Advantages of Staying Put or Rolling to a New Employer’s Plan

  • Federal creditor protection: Plan assets are protected from bankruptcy and other judgments. Assets rolled into an IRA that can be traced to employer plans have federal bankruptcy protection, but have limited protection against other judgments, lawsuits, or claims. Your resident state sets the non-bankruptcy protection limits.
  • You may borrow from your employer’s plan and life insurance may be held in the plan. IRAs do not allow for either.
  • Generally, RMDs can be delayed until retirement.
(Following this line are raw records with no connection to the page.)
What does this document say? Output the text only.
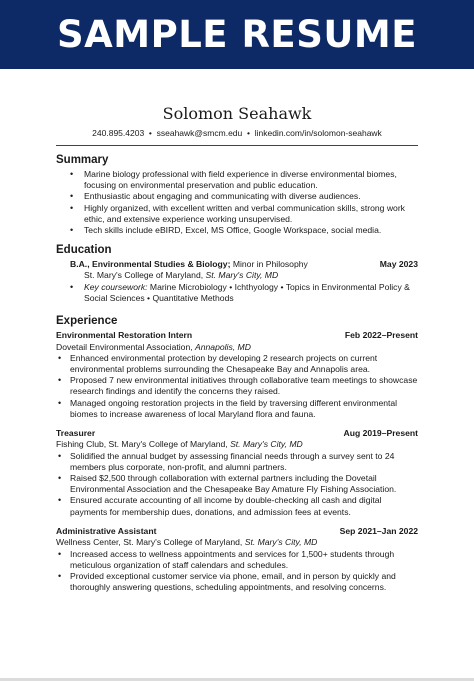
SAMPLE RESUME
Solomon Seahawk
240.895.4203 • sseahawk@smcm.edu • linkedin.com/in/solomon-seahawk
Summary
• Marine biology professional with field experience in diverse environmental biomes, focusing on environmental preservation and public education.
• Enthusiastic about engaging and communicating with diverse audiences.
• Highly organized, with excellent written and verbal communication skills, strong work ethic, and extensive experience working unsupervised.
• Tech skills include eBIRD, Excel, MS Office, Google Workspace, social media.
Education
B.A., Environmental Studies & Biology; Minor in Philosophy	May 2023
St. Mary's College of Maryland, St. Mary's City, MD
• Key coursework: Marine Microbiology • Ichthyology • Topics in Environmental Policy & Social Sciences • Quantitative Methods
Experience
Environmental Restoration Intern	Feb 2022–Present
Dovetail Environmental Association, Annapolis, MD
• Enhanced environmental protection by developing 2 research projects on current environmental problems surrounding the Chesapeake Bay and Annapolis area.
• Proposed 7 new environmental initiatives through collaborative team meetings to showcase research findings and identify the concerns they raised.
• Managed ongoing restoration projects in the field by traversing different environmental biomes to increase awareness of local Maryland flora and fauna.
Treasurer	Aug 2019–Present
Fishing Club, St. Mary's College of Maryland, St. Mary's City, MD
• Solidified the annual budget by assessing financial needs through a survey sent to 24 members plus corporate, non-profit, and alumni partners.
• Raised $2,500 through collaboration with external partners including the Dovetail Environmental Association and the Chesapeake Bay Amature Fly Fishing Association.
• Ensured accurate accounting of all income by double-checking all cash and digital payments for membership dues, donations, and admission fees at events.
Administrative Assistant	Sep 2021–Jan 2022
Wellness Center, St. Mary's College of Maryland, St. Mary's City, MD
• Increased access to wellness appointments and services for 1,500+ students through meticulous organization of staff calendars and schedules.
• Provided exceptional customer service via phone, email, and in person by quickly and thoroughly answering questions, scheduling appointments, and resolving concerns.
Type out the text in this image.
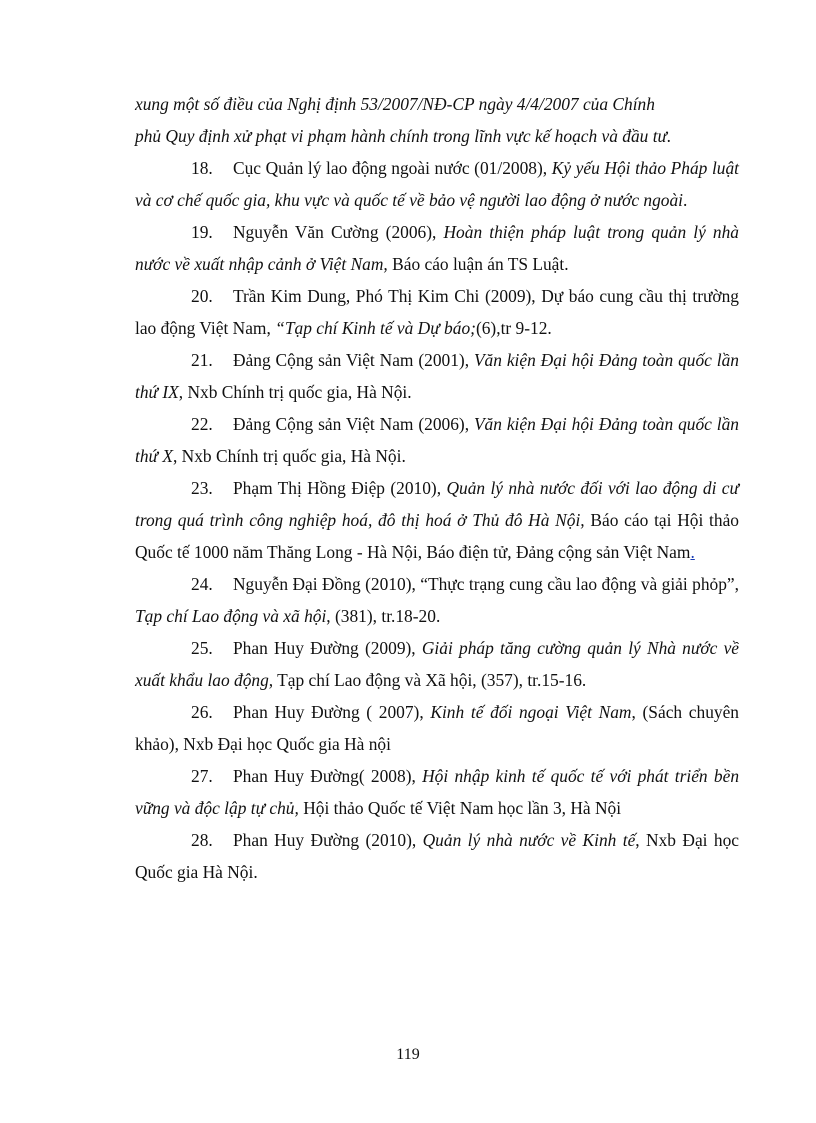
xung một số điều của Nghị định 53/2007/NĐ-CP ngày 4/4/2007 của Chính
phủ Quy định xử phạt vi phạm hành chính trong lĩnh vực kế hoạch và đầu tư.

18. Cục Quản lý lao động ngoài nước (01/2008), Kỷ yếu Hội thảo Pháp luật và cơ chế quốc gia, khu vực và quốc tế về bảo vệ người lao động ở nước ngoài.

19. Nguyễn Văn Cường (2006), Hoàn thiện pháp luật trong quản lý nhà nước về xuất nhập cảnh ở Việt Nam, Báo cáo luận án TS Luật.

20. Trần Kim Dung, Phó Thị Kim Chi (2009), Dự báo cung cầu thị trường lao động Việt Nam, “Tạp chí Kinh tế và Dự báo;(6),tr 9-12.

21. Đảng Cộng sản Việt Nam (2001), Văn kiện Đại hội Đảng toàn quốc lần thứ IX, Nxb Chính trị quốc gia, Hà Nội.

22. Đảng Cộng sản Việt Nam (2006), Văn kiện Đại hội Đảng toàn quốc lần thứ X, Nxb Chính trị quốc gia, Hà Nội.

23. Phạm Thị Hồng Điệp (2010), Quản lý nhà nước đối với lao động di cư trong quá trình công nghiệp hoá, đô thị hoá ở Thủ đô Hà Nội, Báo cáo tại Hội thảo Quốc tế 1000 năm Thăng Long - Hà Nội, Báo điện tử, Đảng cộng sản Việt Nam.

24. Nguyễn Đại Đồng (2010), “Thực trạng cung cầu lao động và giải phỏp”, Tạp chí Lao động và xã hội, (381), tr.18-20.

25. Phan Huy Đường (2009), Giải pháp tăng cường quản lý Nhà nước về xuất khẩu lao động, Tạp chí Lao động và Xã hội, (357), tr.15-16.

26. Phan Huy Đường ( 2007), Kinh tế đối ngoại Việt Nam, (Sách chuyên khảo), Nxb Đại học Quốc gia Hà nội

27. Phan Huy Đường( 2008), Hội nhập kinh tế quốc tế với phát triển bền vững và độc lập tự chủ, Hội thảo Quốc tế Việt Nam học lần 3, Hà Nội

28. Phan Huy Đường (2010), Quản lý nhà nước về Kinh tế, Nxb Đại học Quốc gia Hà Nội.

119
  • If you are 55 or older (50 or older for public safety employees) and have separated from service, plan distributions are not subject to the 10% early withdrawal penalty. This benefit is delayed until age 59.5 if the assets are rolled into an IRA.
  • 457(b) deferred compensation plans are exempt from the 10% penalty. This benefit is lost if the assets are rolled into an IRA.
  • Divorce distributions (qualified domestic relations order (QDRO)) are penalty free. This benefit does not apply to IRAs.
  • The net unrealized appreciation (NUA) rules apply to company stock within the plan. Company stock liquidated and rolled over forfeit access to the tax advantaged NUA rules.

The rollover decision is unique to your situation. As fiduciaries, we will help you weigh the pros and cons so that you can decide what is prudent given your current situation.